"The old Dutch influence," he said, tossing his cigarette over the nearest wall. A bullock-cart came creaking along the road, the patient cattle, with heads held low and a straight yoke across their wrinkled necks, the driver walking at their heels, sombre with dust, and daintily puffing a cigarette. The cart was loaded with sacks of sugar, which sent up a heavy, sickly smell. Hemming hailed the driver.
"Where does the governor live, my friend?"

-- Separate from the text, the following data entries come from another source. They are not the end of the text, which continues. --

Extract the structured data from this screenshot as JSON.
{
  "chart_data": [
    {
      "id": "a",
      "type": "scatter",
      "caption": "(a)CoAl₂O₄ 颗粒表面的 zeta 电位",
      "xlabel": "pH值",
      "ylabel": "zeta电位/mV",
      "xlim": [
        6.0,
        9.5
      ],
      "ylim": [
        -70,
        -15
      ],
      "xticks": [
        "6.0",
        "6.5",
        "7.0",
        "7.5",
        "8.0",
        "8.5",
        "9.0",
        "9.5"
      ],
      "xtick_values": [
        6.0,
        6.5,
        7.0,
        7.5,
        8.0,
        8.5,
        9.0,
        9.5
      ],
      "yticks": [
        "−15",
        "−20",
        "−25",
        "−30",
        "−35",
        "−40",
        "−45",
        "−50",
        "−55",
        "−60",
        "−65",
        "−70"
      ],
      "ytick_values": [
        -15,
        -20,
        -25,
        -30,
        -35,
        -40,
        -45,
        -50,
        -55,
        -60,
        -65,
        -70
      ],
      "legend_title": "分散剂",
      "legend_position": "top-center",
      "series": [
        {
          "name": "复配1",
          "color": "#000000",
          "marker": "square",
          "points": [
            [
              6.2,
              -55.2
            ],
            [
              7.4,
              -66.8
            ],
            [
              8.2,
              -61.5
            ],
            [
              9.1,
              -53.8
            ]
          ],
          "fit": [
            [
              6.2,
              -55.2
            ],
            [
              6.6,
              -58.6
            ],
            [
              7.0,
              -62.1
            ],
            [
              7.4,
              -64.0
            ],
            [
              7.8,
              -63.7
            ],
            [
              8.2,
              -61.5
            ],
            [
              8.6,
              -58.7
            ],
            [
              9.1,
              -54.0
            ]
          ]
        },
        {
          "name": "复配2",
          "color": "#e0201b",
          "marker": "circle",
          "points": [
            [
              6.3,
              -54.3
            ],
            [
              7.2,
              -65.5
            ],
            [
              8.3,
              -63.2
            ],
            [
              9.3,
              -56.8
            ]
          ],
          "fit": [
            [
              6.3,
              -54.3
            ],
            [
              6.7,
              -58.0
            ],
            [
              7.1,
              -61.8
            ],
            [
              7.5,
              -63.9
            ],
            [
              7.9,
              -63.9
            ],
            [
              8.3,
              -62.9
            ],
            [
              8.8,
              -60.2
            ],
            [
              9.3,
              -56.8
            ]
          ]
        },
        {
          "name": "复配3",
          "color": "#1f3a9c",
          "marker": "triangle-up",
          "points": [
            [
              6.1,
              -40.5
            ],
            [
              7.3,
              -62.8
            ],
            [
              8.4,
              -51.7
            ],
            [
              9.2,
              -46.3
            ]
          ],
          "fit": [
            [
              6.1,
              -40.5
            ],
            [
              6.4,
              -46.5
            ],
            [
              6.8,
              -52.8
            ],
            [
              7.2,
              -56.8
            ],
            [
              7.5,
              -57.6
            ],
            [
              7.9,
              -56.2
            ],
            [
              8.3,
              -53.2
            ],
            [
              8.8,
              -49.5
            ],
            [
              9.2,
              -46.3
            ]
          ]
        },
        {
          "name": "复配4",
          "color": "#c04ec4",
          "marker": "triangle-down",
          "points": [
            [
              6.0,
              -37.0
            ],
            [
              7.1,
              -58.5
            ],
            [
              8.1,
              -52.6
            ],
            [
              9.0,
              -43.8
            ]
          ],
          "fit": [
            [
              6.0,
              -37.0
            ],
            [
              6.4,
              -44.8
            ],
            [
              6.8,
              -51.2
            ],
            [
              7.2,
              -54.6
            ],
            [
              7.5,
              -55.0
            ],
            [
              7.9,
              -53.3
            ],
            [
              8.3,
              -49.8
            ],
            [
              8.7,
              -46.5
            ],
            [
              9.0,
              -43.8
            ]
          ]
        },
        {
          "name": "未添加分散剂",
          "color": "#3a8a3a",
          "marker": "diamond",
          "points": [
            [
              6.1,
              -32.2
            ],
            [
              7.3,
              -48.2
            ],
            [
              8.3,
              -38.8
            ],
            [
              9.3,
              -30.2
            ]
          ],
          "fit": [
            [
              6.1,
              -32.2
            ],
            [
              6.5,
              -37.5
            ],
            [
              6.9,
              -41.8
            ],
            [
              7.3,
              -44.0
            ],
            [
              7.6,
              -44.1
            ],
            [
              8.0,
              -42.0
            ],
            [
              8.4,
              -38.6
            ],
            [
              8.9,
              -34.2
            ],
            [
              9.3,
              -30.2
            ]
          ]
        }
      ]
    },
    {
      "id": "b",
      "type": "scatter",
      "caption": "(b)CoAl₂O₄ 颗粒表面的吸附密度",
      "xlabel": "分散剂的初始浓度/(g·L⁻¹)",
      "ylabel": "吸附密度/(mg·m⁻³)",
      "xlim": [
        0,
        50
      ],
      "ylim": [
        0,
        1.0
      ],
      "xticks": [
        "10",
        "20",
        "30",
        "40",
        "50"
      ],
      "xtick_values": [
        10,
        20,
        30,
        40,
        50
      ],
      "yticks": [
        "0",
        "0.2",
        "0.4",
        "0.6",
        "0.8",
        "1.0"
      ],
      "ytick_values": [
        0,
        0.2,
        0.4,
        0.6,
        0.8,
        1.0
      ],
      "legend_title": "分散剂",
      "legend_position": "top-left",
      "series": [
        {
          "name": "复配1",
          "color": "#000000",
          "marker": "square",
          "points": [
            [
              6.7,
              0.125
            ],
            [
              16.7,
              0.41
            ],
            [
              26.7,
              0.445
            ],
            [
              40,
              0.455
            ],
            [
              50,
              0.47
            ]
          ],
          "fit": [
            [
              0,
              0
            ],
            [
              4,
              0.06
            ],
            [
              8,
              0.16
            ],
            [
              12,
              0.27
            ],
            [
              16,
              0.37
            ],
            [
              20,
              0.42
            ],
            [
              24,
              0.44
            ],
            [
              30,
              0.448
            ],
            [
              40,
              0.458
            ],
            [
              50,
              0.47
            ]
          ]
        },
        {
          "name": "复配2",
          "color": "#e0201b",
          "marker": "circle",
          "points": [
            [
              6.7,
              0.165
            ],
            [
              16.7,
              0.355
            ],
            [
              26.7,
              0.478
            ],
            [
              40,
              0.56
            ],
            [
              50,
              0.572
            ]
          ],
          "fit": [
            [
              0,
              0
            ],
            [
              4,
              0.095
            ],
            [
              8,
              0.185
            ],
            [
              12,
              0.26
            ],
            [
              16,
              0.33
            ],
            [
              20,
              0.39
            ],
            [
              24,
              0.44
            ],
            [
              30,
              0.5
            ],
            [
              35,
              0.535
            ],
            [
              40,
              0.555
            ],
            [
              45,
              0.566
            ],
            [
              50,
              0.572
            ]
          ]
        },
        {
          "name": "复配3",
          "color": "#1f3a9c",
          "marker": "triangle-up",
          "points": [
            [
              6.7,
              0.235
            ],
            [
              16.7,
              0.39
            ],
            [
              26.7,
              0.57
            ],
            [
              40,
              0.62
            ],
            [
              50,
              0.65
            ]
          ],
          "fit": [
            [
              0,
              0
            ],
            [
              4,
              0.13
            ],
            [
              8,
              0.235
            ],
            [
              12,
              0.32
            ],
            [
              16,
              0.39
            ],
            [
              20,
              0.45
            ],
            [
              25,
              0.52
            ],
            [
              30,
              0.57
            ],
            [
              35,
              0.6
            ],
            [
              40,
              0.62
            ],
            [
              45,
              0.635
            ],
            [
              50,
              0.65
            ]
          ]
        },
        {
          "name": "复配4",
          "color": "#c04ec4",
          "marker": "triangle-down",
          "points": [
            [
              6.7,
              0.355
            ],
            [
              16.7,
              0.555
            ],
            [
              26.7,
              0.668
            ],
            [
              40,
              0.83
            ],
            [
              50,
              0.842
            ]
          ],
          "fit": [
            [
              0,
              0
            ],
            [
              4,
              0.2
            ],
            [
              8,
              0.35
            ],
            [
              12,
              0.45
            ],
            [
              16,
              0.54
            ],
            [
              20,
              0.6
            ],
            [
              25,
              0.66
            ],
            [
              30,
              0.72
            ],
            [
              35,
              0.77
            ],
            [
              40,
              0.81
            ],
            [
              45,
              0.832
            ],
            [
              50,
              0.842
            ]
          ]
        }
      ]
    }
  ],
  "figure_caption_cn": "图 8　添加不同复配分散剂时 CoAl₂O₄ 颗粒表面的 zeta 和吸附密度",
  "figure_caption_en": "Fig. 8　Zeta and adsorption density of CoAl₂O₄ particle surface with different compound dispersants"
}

"The President, señor? There behind the white panthers." With the stock of his rawhide whip, the fellow pointed to an iron gate, set between posts of red brick, topped with marble panthers. Each panther held a shield between its front paws. Hemming threw the bullock-driver a coin, and rode on the pavement, the better to examine the armorial design on the shields. He laughed softly.
"Familiar," he said, "ah, yes, a good enough old Devonshire shield. I have admired it in the dining-room of the Governor of Newfoundland. Now I doff my hat to it at the entrance of a president's residence. Dash it all, I have outgrown dismay, and a jolly good thing, too." He flecked a leaf off his knee with the tip of his glove.
"Queer I never heard about this before,—and what the deuce is a Brazilian doing with those arms? Can this be where that crazy American whom old Farrington told me about hangs out?" His brow cleared, and he bowed to the expressionless panthers.
A sentry, who had been standing a few paces off, with a cavalry sabre at his shoulder and a cigarette in his mouth, now drew near and saluted. Hemming returned the salute sharply. This same custom of smoking on sentry-go had jarred on him many a time in Pernambuco. He had noticed the same thing in Bahia.
"I would see the President," he said, and passed his card to the soldier. From a small guard-house just inside the wall came several more white-clad men. One of these hurried away with Hemming's card, and presently returned. The gates were swung wide open; Hemming rode in at a dress-parade trot, travel-stained, straight of back, his monocle flashing in his eye. Soldiers posted here and there among the palms and roses and trim flower-beds stood at attention as he passed.
He drew rein and dismounted at the foot of the marble steps. A tall, heavily built man, dressed in a black frock coat and white trousers, came down to meet him. A man in livery took his horse.
"Mr. Hemming," said the large man, "I am the President." He popped a fat, yellow cigar into his mouth, and shook hands. "Come in," he said. He led the way into a large tiled room, containing a billiard-table of the American kind, a roll-top desk, and an office chair. The windows of the room were all on one side, and opened on a corner of the gardens, in which a fountain tossed merrily. The President sank into a chair in the easiest manner, and threw one leg over the arm of it. Then he noticed, with a quick twinkle in his blue eyes, Hemming in the middle of the floor, erect and unsmiling.
"Mr. Hemming," he said, "I want your respect, but none of that stiff-backed ceremony between gentlemen. I am neither Roosevelt nor Albert Edward. Even Morgan is a bigger man than I am, though I still hope. You have been in the English army, and you like to have things starched; well, so do I sometimes. Please fall into that chair."